Duet Anies-Sohibul ini diprediksi tak berjalan mulus hingga ke pendaftaran pasangan calon pada akhir Agustus 2024. PKS juga masih membutuhkan tambahan kursi DPRD untuk bisa mengusung pasangan ini.
Partai atau gabungan partai politik minimal harus memiliki 22 kursi DPRD untuk mendaftarkan pasangan calon gubernur dan wakil gubernur. Sementera PKS hanya memiliki 18 kursi.
Pengamat politik yang juga Direktur LIMA Ray Rangkuti menganggap PKS terlalu buru-buru memasangkan Anies-Sohibul Iman. Menurutnya, keputusan ini justru akan merugikan PKS pada Pilkada 2024.
"Tidak ada situasi eksternal yang menghendaki PKS untuk buru-buru mendeklarasikan Anies-Iman, lebih karena perdebatan internal PKS sendiri. Dan, karenanya, tidak ada juga tujuan eksternal dari pengumuman ini," kata Ray kepada CNNIndonesia.com, Rabu (26/6).
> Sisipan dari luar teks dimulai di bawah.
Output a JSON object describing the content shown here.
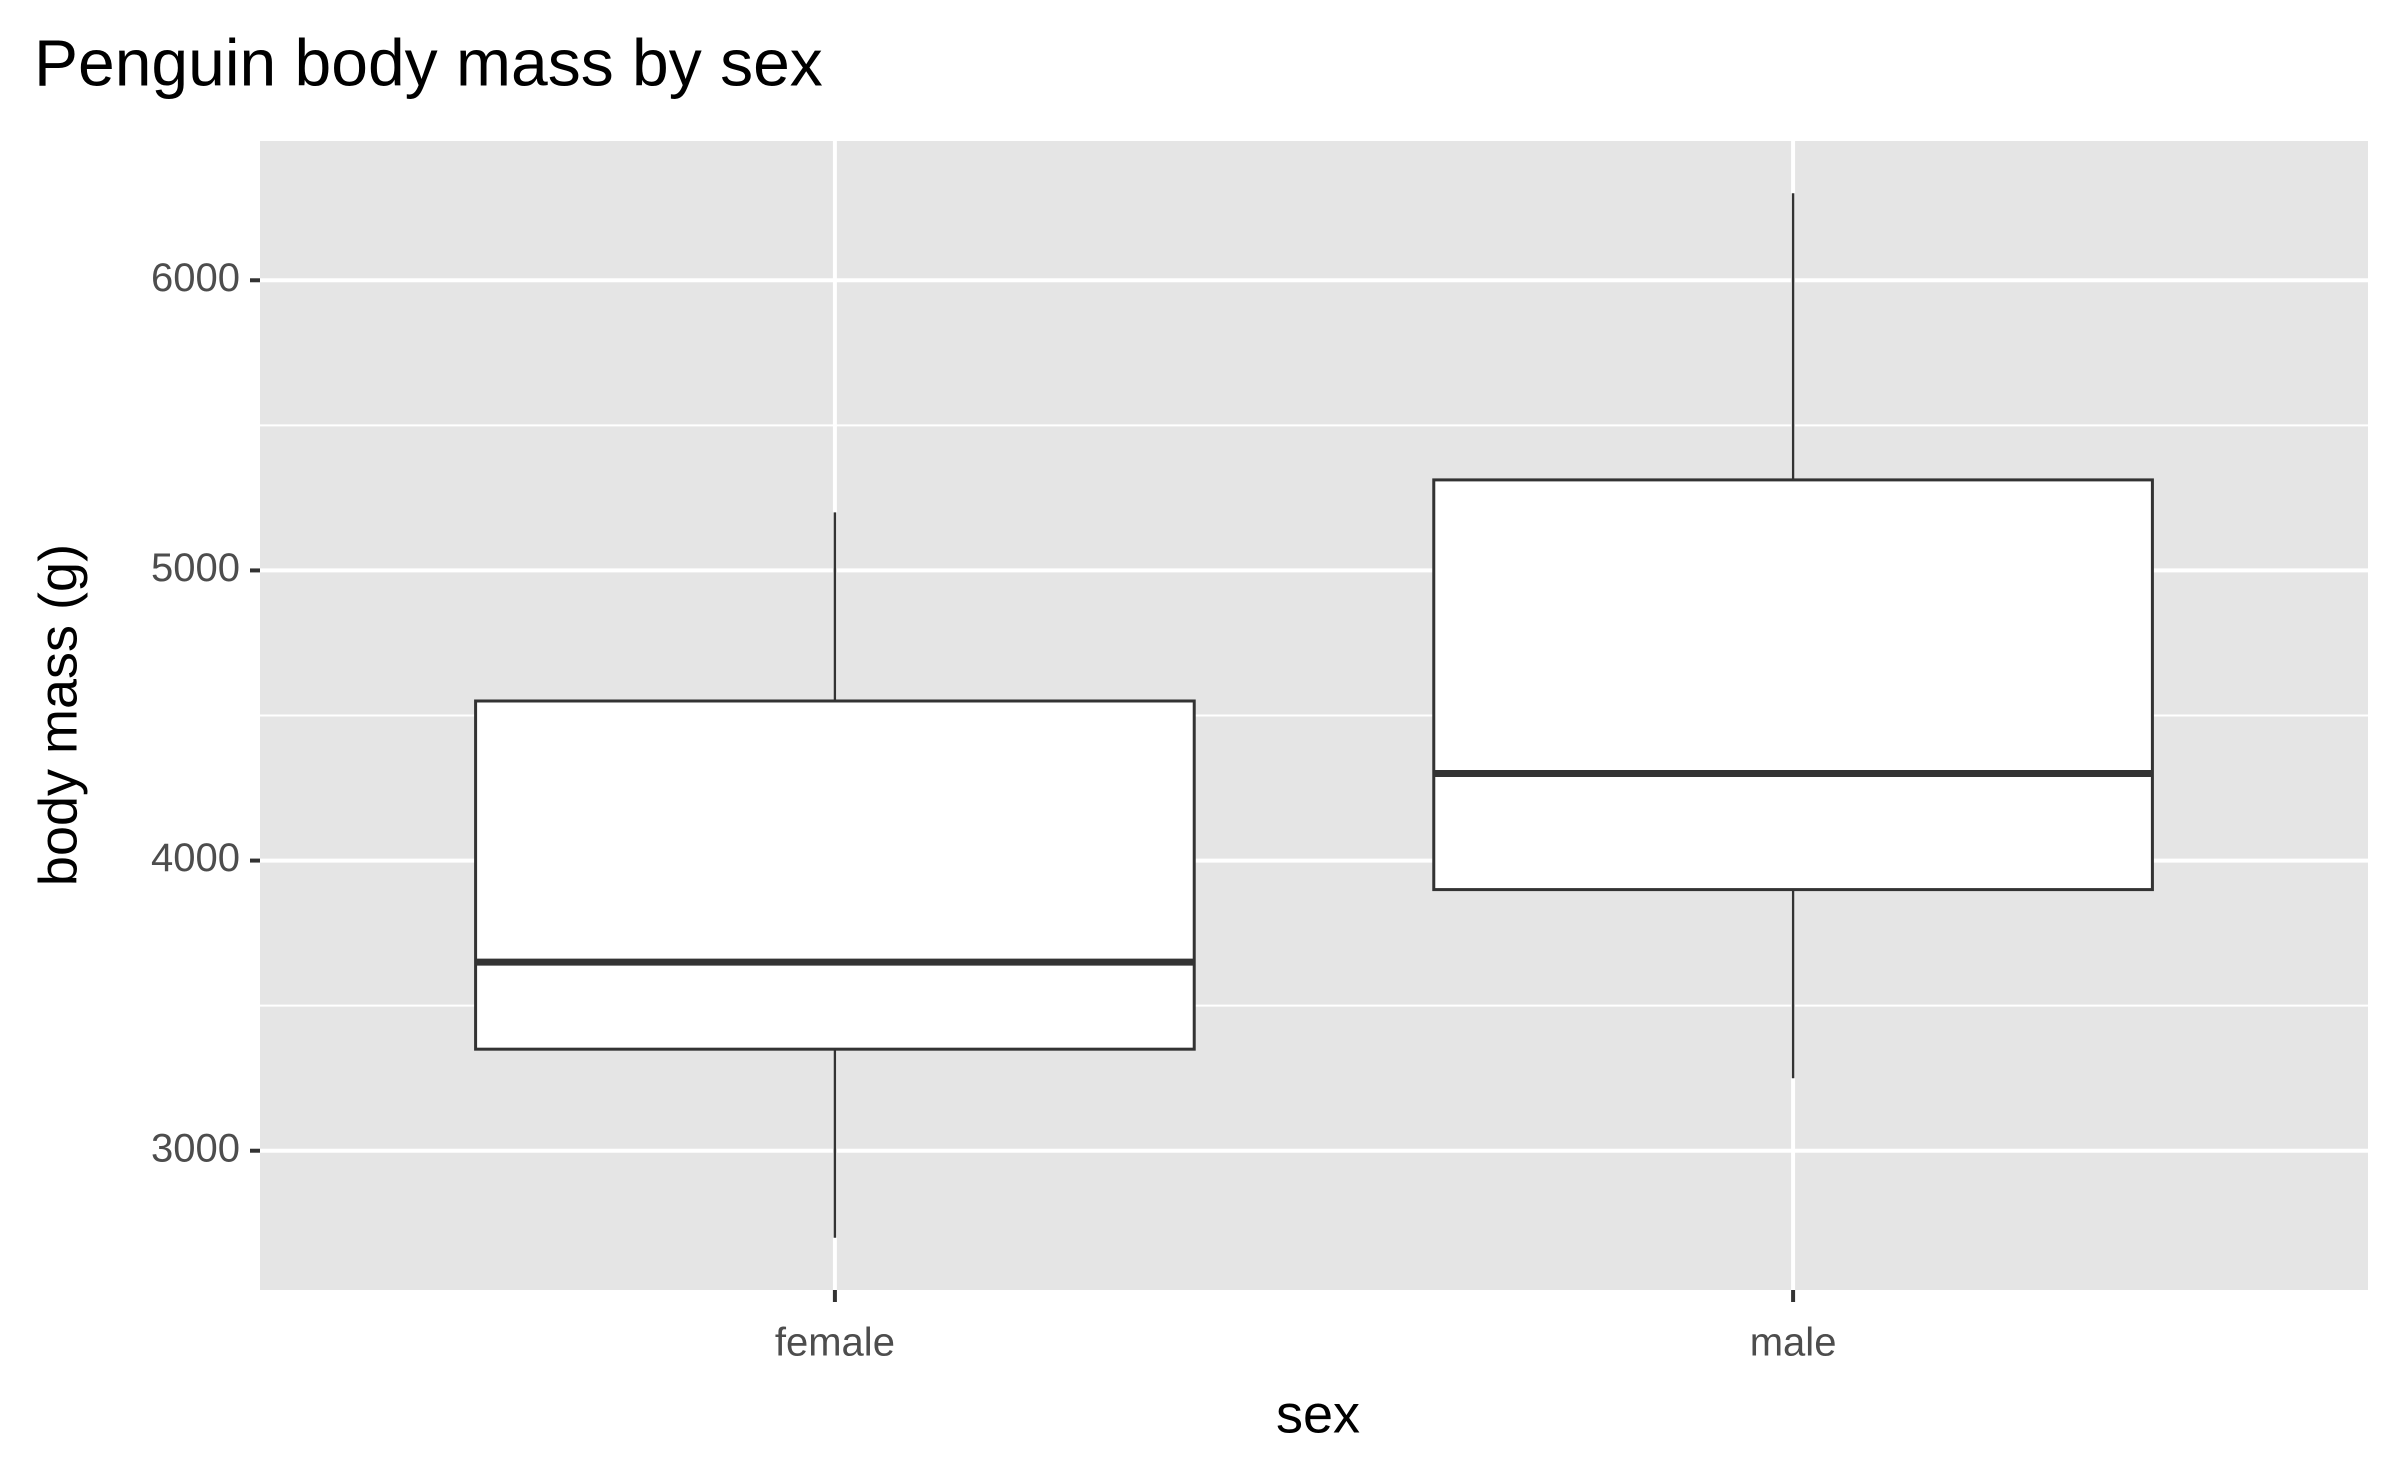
{
  "chart_data": {
    "type": "box",
    "title": "Penguin body mass by sex",
    "x_label": "sex",
    "y_label": "body mass (g)",
    "categories": [
      "female",
      "male"
    ],
    "min": [
      2700,
      3250
    ],
    "q1": [
      3350,
      3900
    ],
    "median": [
      3650,
      4300
    ],
    "q3": [
      4550,
      5312
    ],
    "max": [
      5200,
      6300
    ],
    "ylim": [
      2520,
      6480
    ],
    "yticks": [
      3000,
      4000,
      5000,
      6000
    ],
    "minor_yticks": [
      3500,
      4500,
      5500
    ],
    "grid": true,
    "panel_color": "#e5e5e5",
    "box_fill": "#ffffff",
    "box_stroke": "#333333"
  }
}
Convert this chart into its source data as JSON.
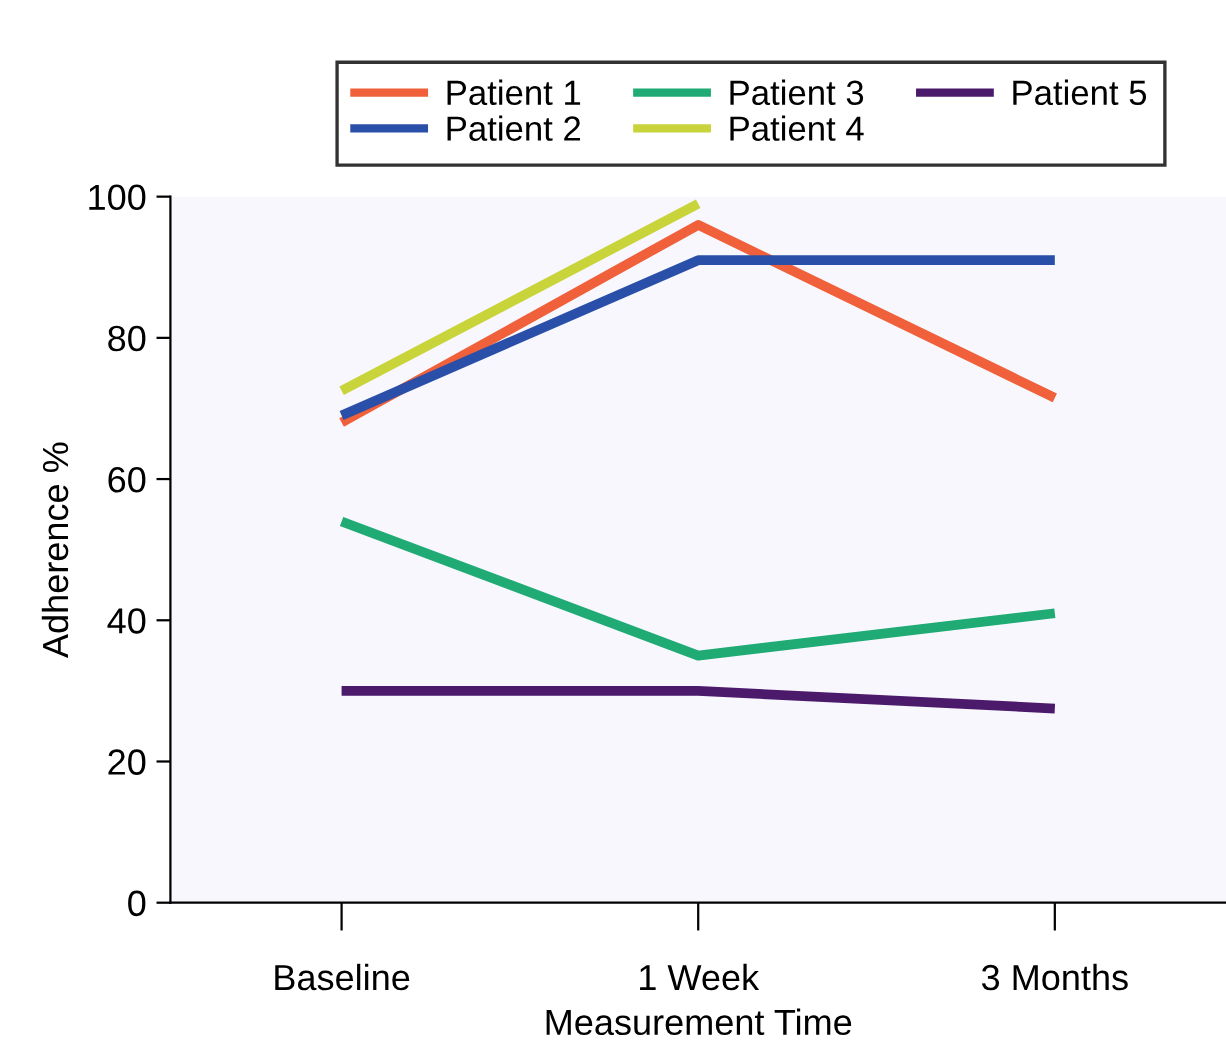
{
  "chart_data": {
    "type": "line",
    "xlabel": "Measurement Time",
    "ylabel": "Adherence %",
    "categories": [
      "Baseline",
      "1 Week",
      "3 Months"
    ],
    "series": [
      {
        "name": "Patient 1",
        "color": "#f0603a",
        "values": [
          68,
          96,
          71.5
        ]
      },
      {
        "name": "Patient 2",
        "color": "#2a4fa8",
        "values": [
          69,
          91,
          91
        ]
      },
      {
        "name": "Patient 3",
        "color": "#1fab73",
        "values": [
          54,
          35,
          41
        ]
      },
      {
        "name": "Patient 4",
        "color": "#c8d43a",
        "values": [
          72.5,
          99,
          null
        ]
      },
      {
        "name": "Patient 5",
        "color": "#4b1a6b",
        "values": [
          30,
          30,
          27.5
        ]
      }
    ],
    "ylim": [
      0,
      100
    ],
    "yticks": [
      0,
      20,
      40,
      60,
      80,
      100
    ],
    "grid": false,
    "legend": "top",
    "marker": "none",
    "line_style": "solid"
  }
}
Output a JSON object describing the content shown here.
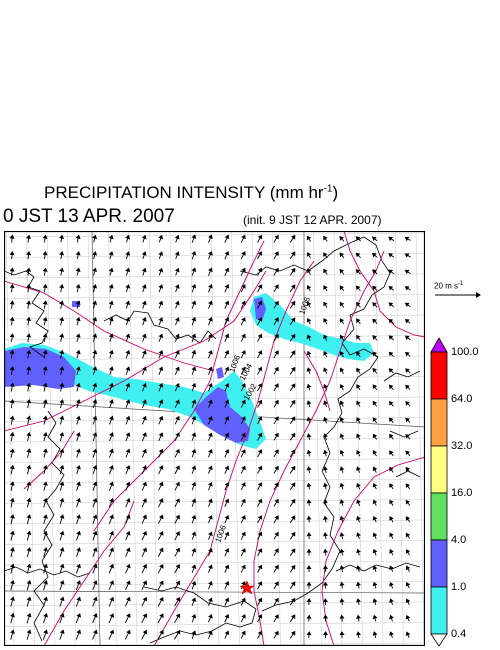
{
  "title": {
    "text": "PRECIPITATION INTENSITY (mm hr",
    "unit_sup": "-1",
    "close": ")"
  },
  "valid_time": "0 JST 13 APR. 2007",
  "init_time": "(init. 9 JST 12 APR. 2007)",
  "reference_vector": {
    "label": "20 m s",
    "unit_sup": "-1"
  },
  "colorbar": {
    "ticks": [
      "100.0",
      "64.0",
      "32.0",
      "16.0",
      "4.0",
      "1.0",
      "0.4"
    ],
    "colors": [
      "#c000ff",
      "#ff0000",
      "#ffa040",
      "#ffff80",
      "#60e060",
      "#6060ff",
      "#40f0f0",
      "#ffffff"
    ]
  },
  "map": {
    "isobar_labels": [
      "1006",
      "1006",
      "1004",
      "1002",
      "1006"
    ],
    "isobar_color": "#d0006f",
    "marker": "red-star"
  }
}
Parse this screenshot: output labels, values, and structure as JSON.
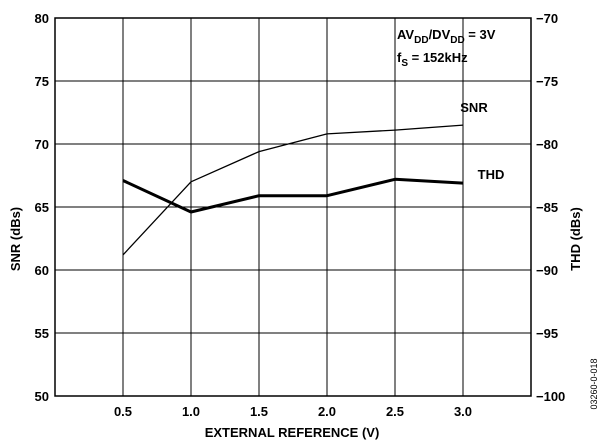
{
  "chart_data": {
    "type": "line",
    "xlabel": "EXTERNAL REFERENCE (V)",
    "ylabel": "SNR (dBs)",
    "y2label": "THD (dBs)",
    "x": [
      0.5,
      1.0,
      1.5,
      2.0,
      2.5,
      3.0
    ],
    "xticks": [
      "0.5",
      "1.0",
      "1.5",
      "2.0",
      "2.5",
      "3.0"
    ],
    "xlim": [
      0,
      3.5
    ],
    "ylim": [
      50,
      80
    ],
    "yticks": [
      "50",
      "55",
      "60",
      "65",
      "70",
      "75",
      "80"
    ],
    "y2lim": [
      -100,
      -70
    ],
    "y2ticks": [
      "−70",
      "−75",
      "−80",
      "−85",
      "−90",
      "−95",
      "−100"
    ],
    "grid": true,
    "series": [
      {
        "name": "SNR",
        "axis": "left",
        "values": [
          61.2,
          67.0,
          69.4,
          70.8,
          71.1,
          71.5
        ]
      },
      {
        "name": "THD",
        "axis": "right",
        "values": [
          -82.9,
          -85.4,
          -84.1,
          -84.1,
          -82.8,
          -83.1
        ]
      }
    ],
    "annotation": {
      "line1_main": "AV",
      "line1_sub1": "DD",
      "line1_mid": "/DV",
      "line1_sub2": "DD",
      "line1_end": " = 3V",
      "line2_main": "f",
      "line2_sub": "S",
      "line2_end": " = 152kHz"
    },
    "figure_id": "03260-0-018"
  }
}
Ray mengatakan menduetkan Anies-Sohibul sama dengan menduetkan dua orang bersaudara. Ia menyebut tak ada nilai tambah bagi pasangan ini karena Anies dan Sohibul berada di ceruk suara yang sama.
"Pemilih Anies itu ya PKS. Idola warga PKS itu ya Anies. Jadi, tidak ada nilai tambah bagi pasangan ini. Mereka hanya berkeliling di lingkaran rumah mereka masing-masing," ujarnya.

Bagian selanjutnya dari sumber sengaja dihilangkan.